The Chamber of Mines Zimbabwe (COMZ) is in discussions with the government regarding the recently introduced special capital gains tax on mining titles.

The new tax, implemented through Finance Act Number 13 of 2023 and effective from January 1, 2024, requires the purchaser of a mining title to pay a tax of 20 percent of the entire transaction value, including those dating back to the past decade.

According to the Chamber, a key concern is protecting companies that previously complied with the law when disposing of mineral rights. Issacs Kwesu CEO of CoMZ, expressed optimism that the government will consider the Chamber’s submissions “to promote capital inflows in exploration activities that guarantee sustained development and growth for our mining industry in the medium to long term.”

The new tax differs significantly from a traditional capital gains tax in two key ways. Firstly, it is levied on the entire transaction value, not just the seller’s capital gain. Secondly, the purchaser, not the seller, is liable for the tax. This places a much higher tax burden on the buyer compared to a standard capital gains tax where the seller pays tax on the profit earned from the sale.
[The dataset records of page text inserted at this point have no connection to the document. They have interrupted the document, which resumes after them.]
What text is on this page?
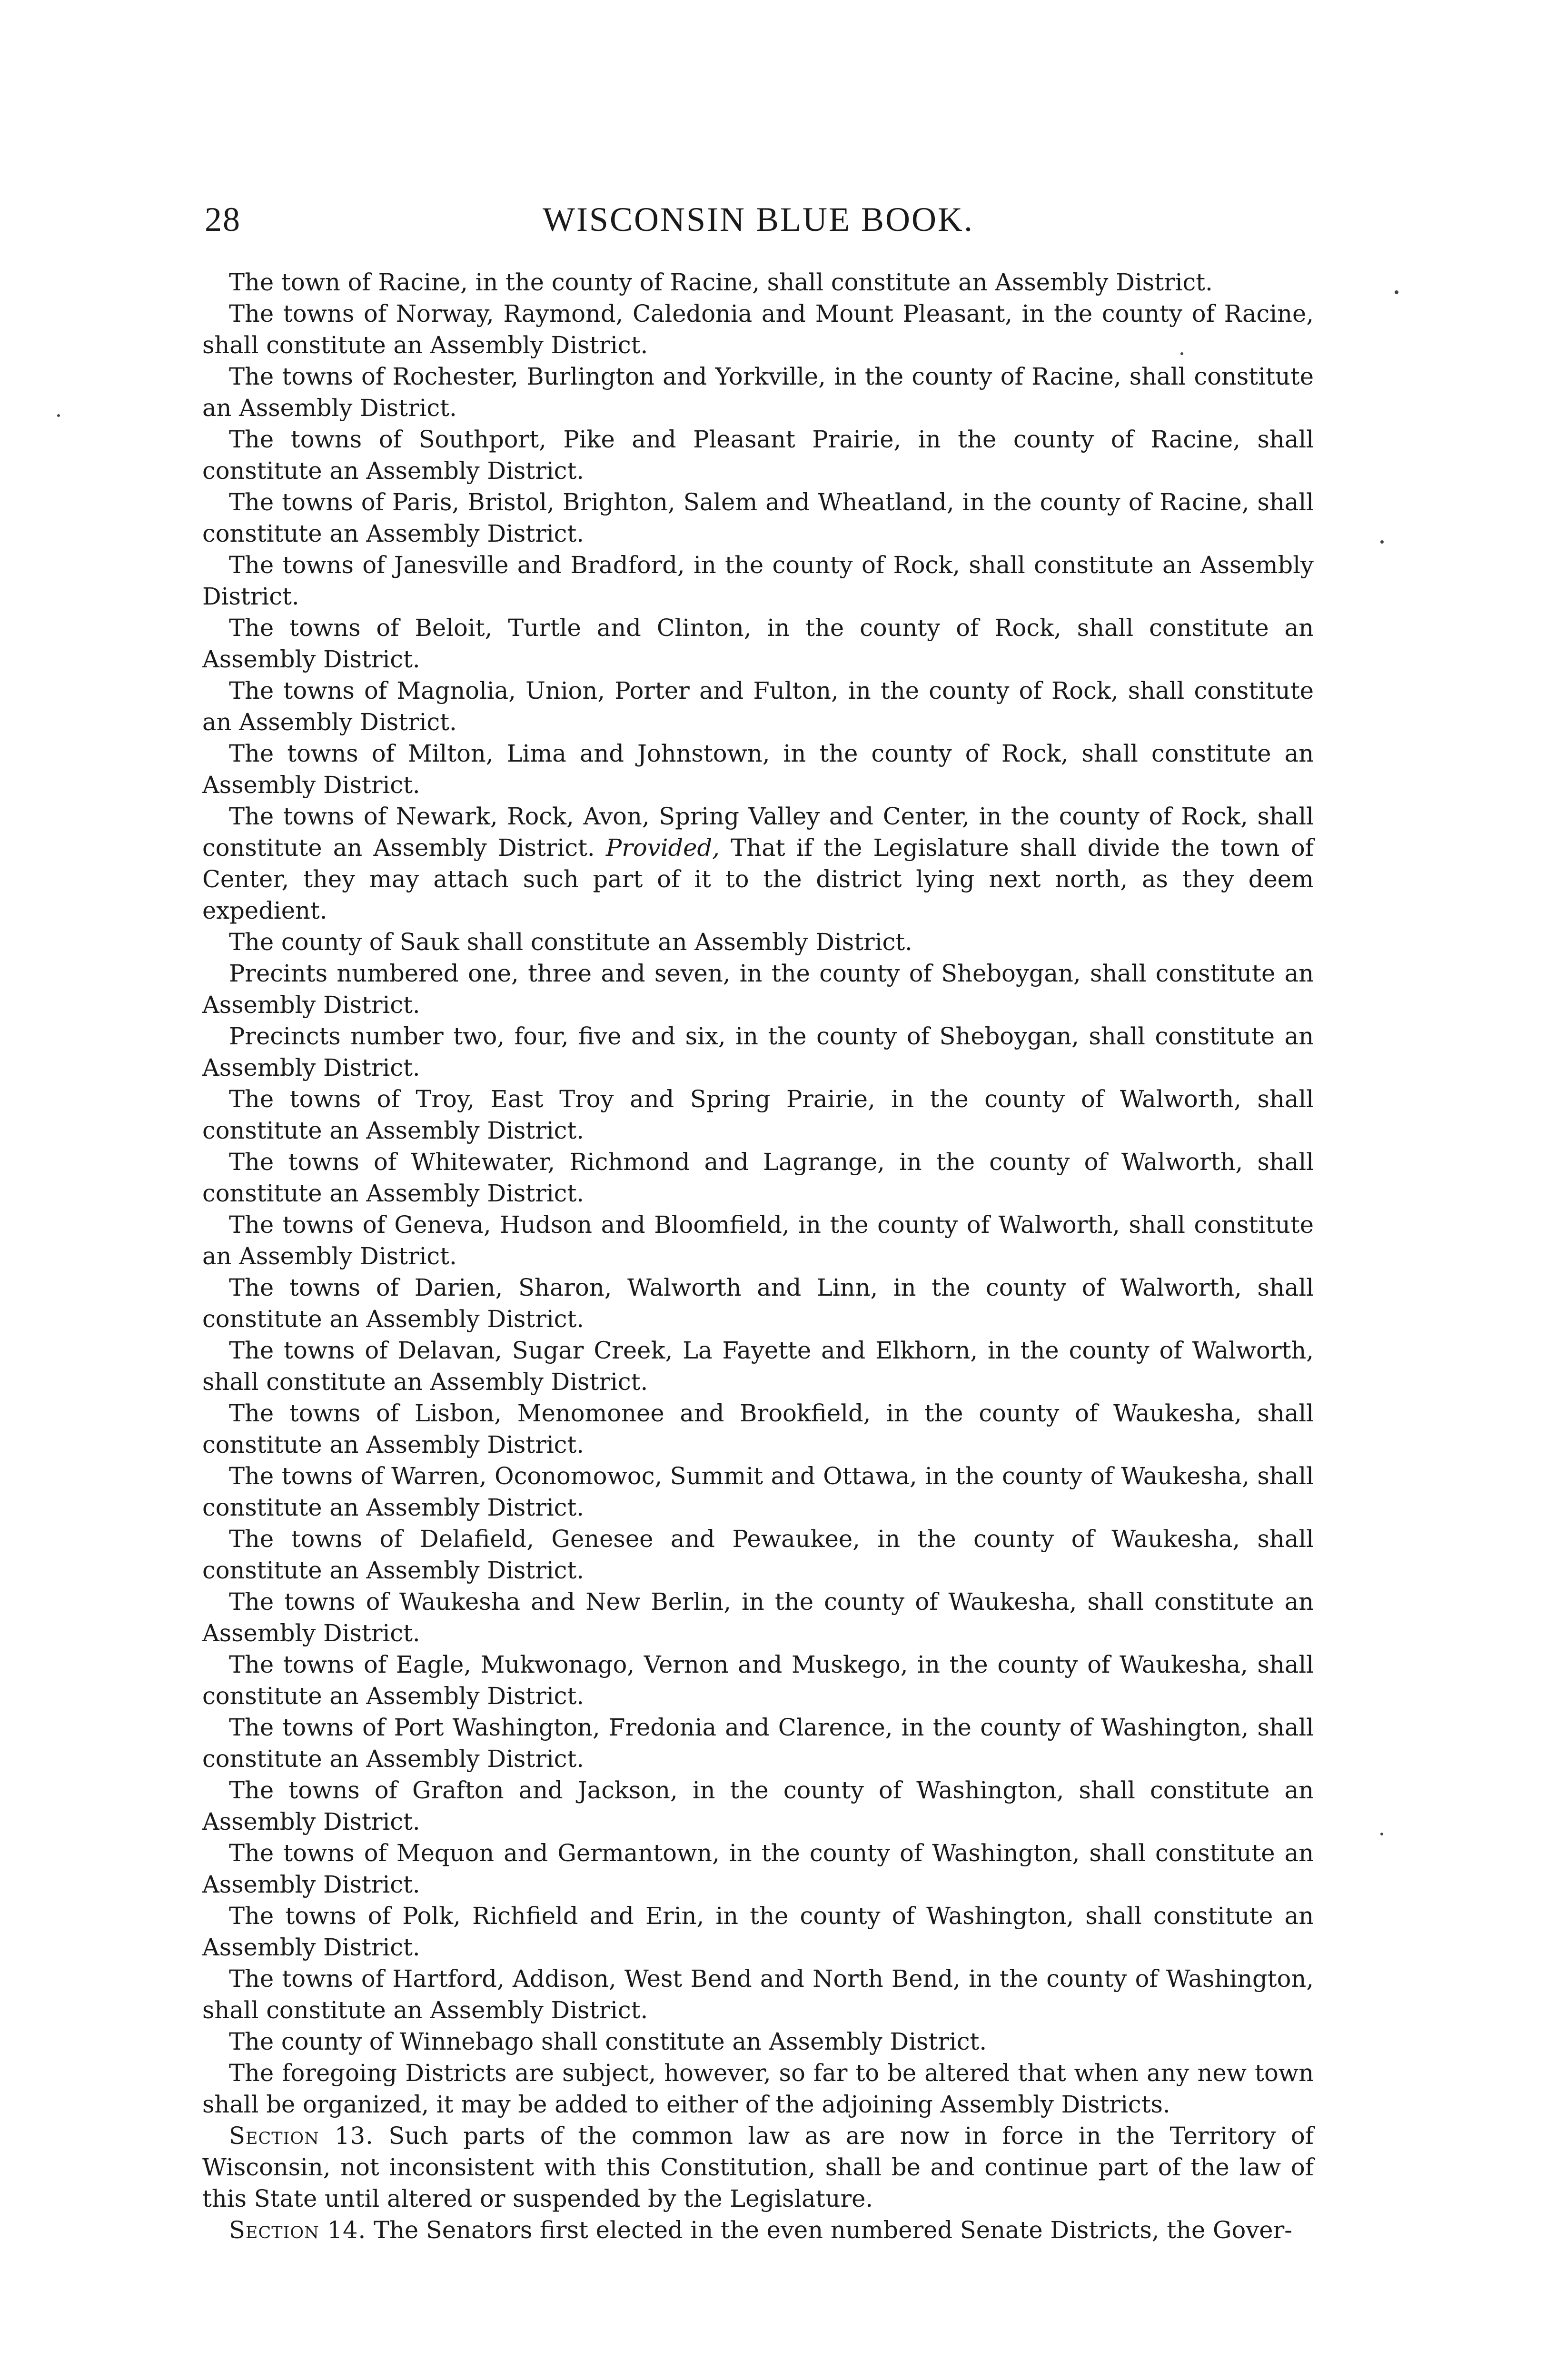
28	WISCONSIN BLUE BOOK.

The town of Racine, in the county of Racine, shall constitute an Assembly District.

The towns of Norway, Raymond, Caledonia and Mount Pleasant, in the county of Racine, shall constitute an Assembly District.

The towns of Rochester, Burlington and Yorkville, in the county of Racine, shall constitute an Assembly District.

The towns of Southport, Pike and Pleasant Prairie, in the county of Racine, shall constitute an Assembly District.

The towns of Paris, Bristol, Brighton, Salem and Wheatland, in the county of Racine, shall constitute an Assembly District.

The towns of Janesville and Bradford, in the county of Rock, shall constitute an Assembly District.

The towns of Beloit, Turtle and Clinton, in the county of Rock, shall constitute an Assembly District.

The towns of Magnolia, Union, Porter and Fulton, in the county of Rock, shall constitute an Assembly District.

The towns of Milton, Lima and Johnstown, in the county of Rock, shall constitute an Assembly District.

The towns of Newark, Rock, Avon, Spring Valley and Center, in the county of Rock, shall constitute an Assembly District. Provided, That if the Legislature shall divide the town of Center, they may attach such part of it to the district lying next north, as they deem expedient.

The county of Sauk shall constitute an Assembly District.

Precints numbered one, three and seven, in the county of Sheboygan, shall constitute an Assembly District.

Precincts number two, four, five and six, in the county of Sheboygan, shall constitute an Assembly District.

The towns of Troy, East Troy and Spring Prairie, in the county of Walworth, shall constitute an Assembly District.

The towns of Whitewater, Richmond and Lagrange, in the county of Walworth, shall constitute an Assembly District.

The towns of Geneva, Hudson and Bloomfield, in the county of Walworth, shall constitute an Assembly District.

The towns of Darien, Sharon, Walworth and Linn, in the county of Walworth, shall constitute an Assembly District.

The towns of Delavan, Sugar Creek, La Fayette and Elkhorn, in the county of Walworth, shall constitute an Assembly District.

The towns of Lisbon, Menomonee and Brookfield, in the county of Waukesha, shall constitute an Assembly District.

The towns of Warren, Oconomowoc, Summit and Ottawa, in the county of Waukesha, shall constitute an Assembly District.

The towns of Delafield, Genesee and Pewaukee, in the county of Waukesha, shall constitute an Assembly District.

The towns of Waukesha and New Berlin, in the county of Waukesha, shall constitute an Assembly District.

The towns of Eagle, Mukwonago, Vernon and Muskego, in the county of Waukesha, shall constitute an Assembly District.

The towns of Port Washington, Fredonia and Clarence, in the county of Washington, shall constitute an Assembly District.

The towns of Grafton and Jackson, in the county of Washington, shall constitute an Assembly District.

The towns of Mequon and Germantown, in the county of Washington, shall constitute an Assembly District.

The towns of Polk, Richfield and Erin, in the county of Washington, shall constitute an Assembly District.

The towns of Hartford, Addison, West Bend and North Bend, in the county of Washington, shall constitute an Assembly District.

The county of Winnebago shall constitute an Assembly District.

The foregoing Districts are subject, however, so far to be altered that when any new town shall be organized, it may be added to either of the adjoining Assembly Districts.

Section 13. Such parts of the common law as are now in force in the Territory of Wisconsin, not inconsistent with this Constitution, shall be and continue part of the law of this State until altered or suspended by the Legislature.

Section 14. The Senators first elected in the even numbered Senate Districts, the Gover-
For instance, under a typical 20 percent capital gains tax, if a mining title is sold for US$1 million, with a purchase price of US$500,000, the capital gain would be US$500,000. The tax on this gain would amount to US$100,000. However, under the new law, the tax would be US$200,000, which is 20 percent of the entire transaction value.

The Chamber of Mines believes that the current policy might hinder investment in exploration activities, which are crucial for the long-term growth of Zimbabwe’s mining industry. They are hopeful that their discussions with the government will lead to a revision of the policy to create a more investment-friendly environment.